26 de agosto de 2014

Baroja, Pío, LA CIUDAD DE LA NIEBLA (I)





       Leer una novela de Baroja es pasear por un escenario familiar y conocido, hogareño. La primera obra que leí de Baroja, tendría yo 15 años, fue Las inquietudes de Shanti Andía. Tras él vinieron decenas de títulos hasta el punto de ser este autor quien provocó que empezara a tomar nota en unas listas -que creo conservar- de los libros que iba leyendo porque, en ocasiones, al ir a la biblioteca pública, volvía a sacar títulos ya leídos… Luego, con los años, perdí en algún préstamo -¡qué raro!, ¿verdad?- mi ejemplar de Las inquietudes y lo volví a comprar y a leer (de esto hace menos de veinte años) y me defraudó sobremanera el recuerdo que de ella guardaba en esta segunda oportunidad: a lo peor hay lecturas que, como algunos amores, solo aguantan una oportunidad.

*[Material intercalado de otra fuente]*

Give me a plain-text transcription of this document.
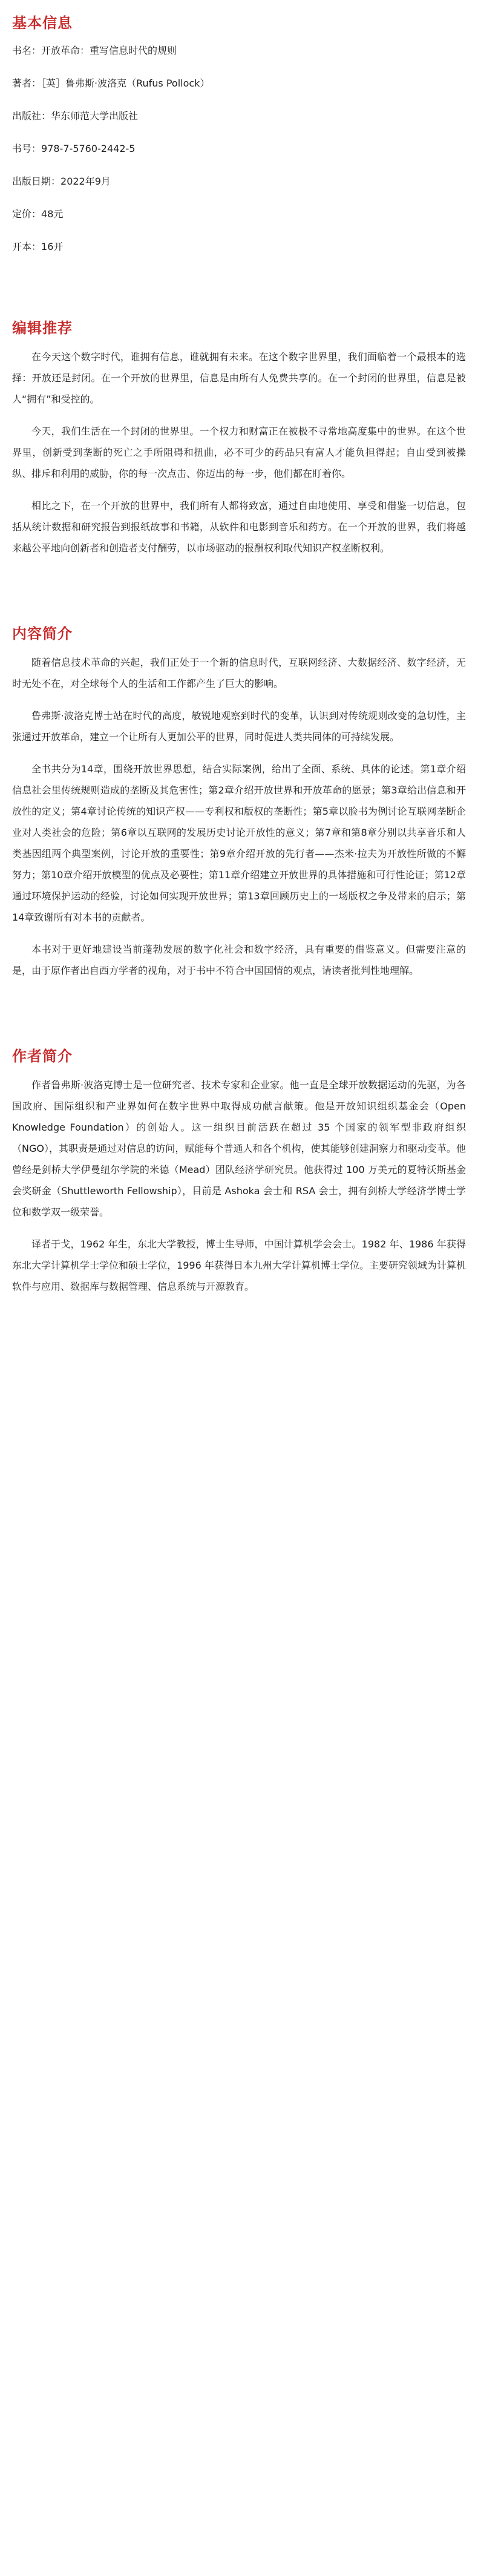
基本信息
书名：开放革命：重写信息时代的规则
著者：［英］鲁弗斯·波洛克（Rufus Pollock）
出版社：华东师范大学出版社
书号：978-7-5760-2442-5
出版日期：2022年9月
定价：48元
开本：16开
编辑推荐

在今天这个数字时代，谁拥有信息，谁就拥有未来。在这个数字世界里，我们面临着一个最根本的选择：开放还是封闭。在一个开放的世界里，信息是由所有人免费共享的。在一个封闭的世界里，信息是被人“拥有”和受控的。

今天，我们生活在一个封闭的世界里。一个权力和财富正在被极不寻常地高度集中的世界。在这个世界里，创新受到垄断的死亡之手所阻碍和扭曲，必不可少的药品只有富人才能负担得起；自由受到被操纵、排斥和利用的威胁，你的每一次点击、你迈出的每一步，他们都在盯着你。

相比之下，在一个开放的世界中，我们所有人都将致富，通过自由地使用、享受和借鉴一切信息，包括从统计数据和研究报告到报纸故事和书籍，从软件和电影到音乐和药方。在一个开放的世界，我们将越来越公平地向创新者和创造者支付酬劳，以市场驱动的报酬权利取代知识产权垄断权利。

内容简介

随着信息技术革命的兴起，我们正处于一个新的信息时代，互联网经济、大数据经济、数字经济，无时无处不在，对全球每个人的生活和工作都产生了巨大的影响。

鲁弗斯·波洛克博士站在时代的高度，敏锐地观察到时代的变革，认识到对传统规则改变的急切性，主张通过开放革命，建立一个让所有人更加公平的世界，同时促进人类共同体的可持续发展。

全书共分为14章，围绕开放世界思想，结合实际案例，给出了全面、系统、具体的论述。第1章介绍信息社会里传统规则造成的垄断及其危害性；第2章介绍开放世界和开放革命的愿景；第3章给出信息和开放性的定义；第4章讨论传统的知识产权——专利权和版权的垄断性；第5章以脸书为例讨论互联网垄断企业对人类社会的危险；第6章以互联网的发展历史讨论开放性的意义；第7章和第8章分别以共享音乐和人类基因组两个典型案例，讨论开放的重要性；第9章介绍开放的先行者——杰米·拉夫为开放性所做的不懈努力；第10章介绍开放模型的优点及必要性；第11章介绍建立开放世界的具体措施和可行性论证；第12章通过环境保护运动的经验，讨论如何实现开放世界；第13章回顾历史上的一场版权之争及带来的启示；第14章致谢所有对本书的贡献者。

本书对于更好地建设当前蓬勃发展的数字化社会和数字经济，具有重要的借鉴意义。但需要注意的是，由于原作者出自西方学者的视角，对于书中不符合中国国情的观点，请读者批判性地理解。

作者简介

作者鲁弗斯·波洛克博士是一位研究者、技术专家和企业家。他一直是全球开放数据运动的先驱，为各国政府、国际组织和产业界如何在数字世界中取得成功献言献策。他是开放知识组织基金会（Open Knowledge Foundation）的创始人。这一组织目前活跃在超过 35 个国家的领军型非政府组织（NGO），其职责是通过对信息的访问，赋能每个普通人和各个机构，使其能够创建洞察力和驱动变革。他曾经是剑桥大学伊曼纽尔学院的米德（Mead）团队经济学研究员。他获得过 100 万美元的夏特沃斯基金会奖研金（Shuttleworth Fellowship），目前是 Ashoka 会士和 RSA 会士，拥有剑桥大学经济学博士学位和数学双一级荣誉。

译者于戈，1962 年生，东北大学教授，博士生导师，中国计算机学会会士。1982 年、1986 年获得东北大学计算机学士学位和硕士学位，1996 年获得日本九州大学计算机博士学位。主要研究领域为计算机软件与应用、数据库与数据管理、信息系统与开源教育。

         Con la lectura de la biografía de José Calos Mainer que comente aquí, me animé a comprar de segunda mano muchos de los libros que había leído de Baroja y algunos que no recordaba haber leído, entre ellos esta Ciudad de la niebla, que estoy seguro de no haber leído jamás (muy probablemente porque no estuvo en mi campo de tiro lector por lo que fuera, pues si no me falla la memoria llegué a leerme todos los libros del autor vasco que había en la Casa de la cultura; como me ocurrió con Azorín, Delibes…, por ejemplo).
         (Es curioso que empiezo a redactar esto sin releer lo que escribí en la entrada de la biografía de Mainer sobre Baroja. Rarísima vez releo lo que escribo, ¡bastante hago ya con escribirlo! Mis obras, una vez editadas, nunca. Me paro, digo, quiero decir… que me vuelvo sobre lo escrito de Mainer en este blog… y me encuentro allí con las explicaciones que aquí repito: entiendo que esta es circunstancia propia de viejos y a estas alturas ya se ve que entro de lleno en el cupo).
         Cuando yo era lector joven, Baroja a veces me irritaba: su amargura, su misoginia, su actitud antitodo, su visión negativa de todos y de todo… Ahora, sin embargo, me produce cierta conmiseración. Me hacen gracia sus rabietas, sus obsesiones, su acritud un tanto infantil de abuelete cascarrabias…, pobre Baroja, ¿quién lo lee, me pregunto de nuevo?
         La ciudad de la niebla es una novela cuyo protagonista es Londres. Es la segunda obra de la trilogía titulada La raza (La dama errante, La ciudad de la niebla y El árbol de la ciencia). Creo que en la obra carece de cualquier interés la peripecia vital del doctor Aracil y de su hija María, el par de anarquistas que huyen de Madrid a Londres tras el atentado al rey en el que se ven inmiscuidos. Tampoco lo tienen demasiado las docenas de personajes que entran y salen por los renglones de la obra y sus capítulos (con su título instigador al inicio como gustaba a Baroja, copiando los modelos de los folletones): y, sin embargo, todos ellos, estos personajes que pululan a pares en cada renglón, aportan su granito de arena para conformar el cuadro subjetivo que nos muestra Baroja del Londres que él, supongo, en parte conoció y en parte imaginó sentado en el hogar, al brasero, con la bufanda, la boina y las zapatillas de estar en casa puestas… me figuro. Un anarquista, un nihilista, un idealista, una borracha, un hortera, un obrero, un cuentista, un judío, un polaco, un socialista, una rusa… y todos artistas de un vivir en el borde de un mundo donde el paso siguiente da irremisiblemente en un abismo sin fondo… Viajeros, suicidas, miserables, marginados que bullen por un Londres oscuro, sucio, húmedo y humeante, laborioso, borrachín, empobrecido, embrutecido… que son las capas sociales en que Baroja detiene su pluma descriptiva.
         Creo que esta novela bien puede servir de modelo de novela barojiana en su contenido y en su estilo, en su trama y su estructura. En general se muestra don Pío sobrio en lo sentimental y directo, ágil, sencillo en los términos elegidos para describir o hacer avanzar su narración. Su sencillez estilística, su retórica de arte menor –creo que esta expresión era de Azorín-, como la de su compañero de generación, Antonio Machado, es fruto de un estilo personal que se depura con los años y que huye de lo ampuloso para elegir lo simple, lo directo, lo eficaz.